Mais uma empresa responsável por obras no Palácio Universitário declara falência; é a 5ª em 4 anos
Publicado originalmente em 25 de fevereiro de 2014
PRAIA VERMELHA e ILHA DO FUNDÃO — A empreiteira J. Nunes Reformas e Construções Ltda. entrou hoje com pedido de falência na 32ª Vara Cível do Rio de Janeiro e se tornou a quinta empresa responsável pelas obras de restauração do Palácio Universitário da UFRJ a falir e deixar os trabalhos incompletos.

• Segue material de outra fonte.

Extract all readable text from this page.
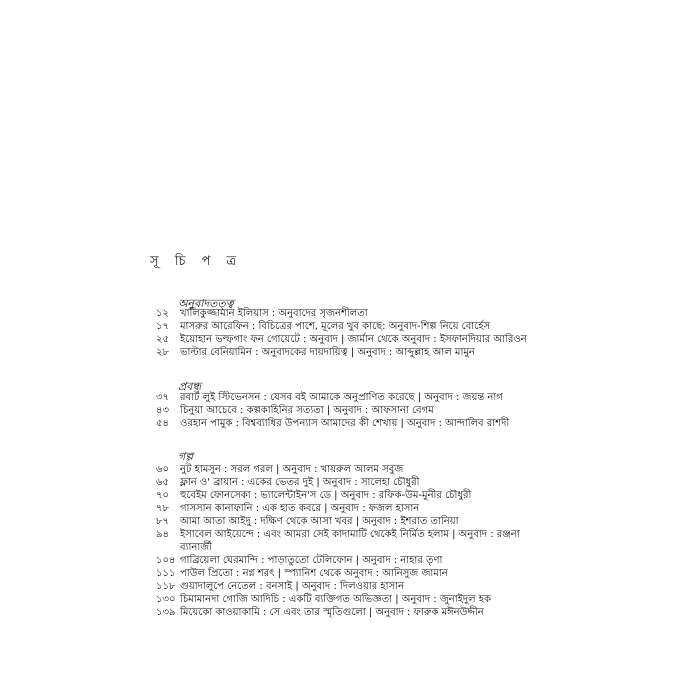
সূ চি প ত্র
অনুবাদতত্ত্ব
১২	খালিকুজ্জামান ইলিয়াস : অনুবাদের সৃজনশীলতা
১৭	মাসরুর আরেফিন : বিচিত্রের পাশে, মূলের খুব কাছে: অনুবাদ-শিল্প নিয়ে বোর্হেস
২৫	ইয়োহান ভল্ফগাং ফন গোয়েটে : অনুবাদ | জার্মান থেকে অনুবাদ : ইসফানদিয়ার আরিওন
২৮	ভাল্টার বেনিয়ামিন : অনুবাদকের দায়দায়িত্ব | অনুবাদ : আব্দুল্লাহ আল মামুন
প্রবন্ধ
৩৭	রবার্ট লুই স্টিভেনসন : যেসব বই আমাকে অনুপ্রাণিত করেছে | অনুবাদ : জয়ন্ত নাগ
৪৩	চিনুয়া আচেবে : কল্পকাহিনির সত্যতা | অনুবাদ : আফসানা বেগম
৫৪	ওরহান পামুক : বিশ্বব্যাধির উপন্যাস আমাদের কী শেখায় | অনুবাদ : আন্দালিব রাশদী
গল্প
৬০	নুট হামসুন : সরল গরল | অনুবাদ : খায়রুল আলম সবুজ
৬৫	ফ্লান ও' ব্রায়ান : একের ভেতর দুই | অনুবাদ : সালেহা চৌধুরী
৭০	হুবেইম ফোনসেকা : ভ্যালেন্টাইন'স ডে | অনুবাদ : রফিক-উম-মুনীর চৌধুরী
৭৮	গাসসান কানাফানি : এক হাত কবরে | অনুবাদ : ফজল হাসান
৮৭	আমা আতা আইদু : দক্ষিণ থেকে আসা খবর | অনুবাদ : ইশরাত তানিয়া
৯৪	ইসাবেল আইয়েন্দে : এবং আমরা সেই কাদামাটি থেকেই নির্মিত হলাম | অনুবাদ : রঞ্জনা
ব্যানার্জী
১০৪ গাব্রিয়েলা ঘেরমান্দি : পাড়াতুতো টেলিফোন | অনুবাদ : নাহার তৃণা
১১১ পাউল প্রিতো : নগ্ন শরৎ | স্প্যানিশ থেকে অনুবাদ : আনিসুজ জামান
১১৮ গুয়াদালুপে নেতেল : বনসাই | অনুবাদ : দিলওয়ার হাসান
১৩০ চিমামানদা গোজি আদিচি : একটি ব্যক্তিগত অভিজ্ঞতা | অনুবাদ : জুনাইদুল হক
১৩৯ মিয়েকো কাওয়াকামি : সে এবং তার স্মৃতিগুলো | অনুবাদ : ফারুক মঈনউদ্দীন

O motivo alegado no requerimento é a alta dívida contraída pela empresa, principalmente por causa das obras no Palácio. O orçamento previa R$ 4,1 milhões para os 24 meses de obra, mas esse valor foi ultrapassado após apenas 4 meses. A empresa solicitou à UFRJ um Termo Aditivo para corrigir o valor da licitação, mas o pedido tramita na Universidade desde julho de 2013 e ainda não tem conclusão.
A J. Nunes é a quinta empreiteira a declarar falência enquanto toca as obras de restauração do Palácio, iniciadas em setembro de 2010. A primeira foi a HLX Construções Ltda., em junho de 2011, meses após a multa milionária pelo incêndio na Capela do Palácio. Depois disso, assumiram a obra e decretaram falência as empresas InCon Empreendimentos S.A. (fechada em janeiro de 2012), Hillel-Lieber Planejamento S.A. (novembro de 2012) e Santa Isabel Engenharia e Construção Ltda. (abril de 2013).
Em todos os casos, o motivo da falência alegado pelas empresas incluía os custos muito acima do previsto nas obras do Palácio. Os trabalhos já ficaram pelo menos 8 meses paralisados enquanto eram realizadas novas licitações de emergência.
Visivelmente alterado, João Nunes Jr., presidente da empreiteira J. Nunes, disse que as obras no Palácio estão “almadiçoadas”. “É coisa de louco, de louco, não dá mais. Essa obra vai falir todas as empreiteiras do Brasil. Não vai sobrar ninguém. Não dá. Não dá”, contou o Sr. Nunes Jr. em entrevista por telefone ao Laguinho Business Journal.
Por se tratar de um prédio tombado pelo Instituto do Patrimônio Histórico e Artístico Nacional (IPHAN), obras no Palácio Universitário só podem ser realizadas por empresas aprovadas pelo instituto. Com as falências em série, a lista de empresas autorizadas é cada vez menor.

O tombamento também é o principal motivo dos custos elevados da obra. Os materiais e procedimentos da restauração devem ser os mesmos utilizados na época da construção do Palácio, entre 1842 e 1852. “Se o IPHAN levar a sério a necessidade de utilizar materiais e meios da época da construção, vão ter que usar escravos na obra”, brincou em 2012 Amaury Fernandes, então professor e hoje diretor da Escola de Comunicação, cuja sede fica no Palácio.
Futuro
Com a falência da J. Nunes, a obra foi paralisada já na manhã dessa terça-feira, 25 de fevereiro. A UFRJ informou que só iniciará nova licitação quando for notificada oficialmente pela Justiça. Esse procedimento geralmente demora 36 horas, mas só deve ocorrer na segunda semana de março devido ao recesso de 10 dias na Universidade por causa do carnaval.
“Vamos rezar para todos os santos para que a próxima empresa contratada não vá à falência e termine a obra a tempo das comemorações do centenário da UFRJ, em 2020", disse por telefone, em tom sério, um representante da Pró-Reitoria de Gestão e Governança, que preferiu não se identificar. “Se necessário, vamos buscar ajuda do Papa Francisco e até de outras religiões”.
Enquanto parte do Palácio segue interditada pelas obras, alunos da Escola de Comunicação, da Faculdade de Educação, do Instituto de Economia e da Faculdade de Administração e Ciências Contábeis da UFRJ têm parte de suas aulas em containers provisórios montados há 2 anos.
O aluguel dos containers já custou à UFRJ R$ 8.451.310,00.
Thiago Guimarães, aluno do 4º período de Rádio & TV, diz que até prefere ter aula nos containers, que segundo ele apresentam melhores condições que as salas do Palácio por disporem de ar condicionado, móveis novos e acústica adequada. “Mas estamos pagando caro demais por isso, com o preço do aluguel a UFRJ podia ter construído prédios definitivos”, cobra o estudante. “Mas, no final, o que realmente importa são os momentos de diversão e alegria que passamos ao lado de pessoas que amamos”, encerra o estudante, com voz calma, antes de dar mais um trago no baseado.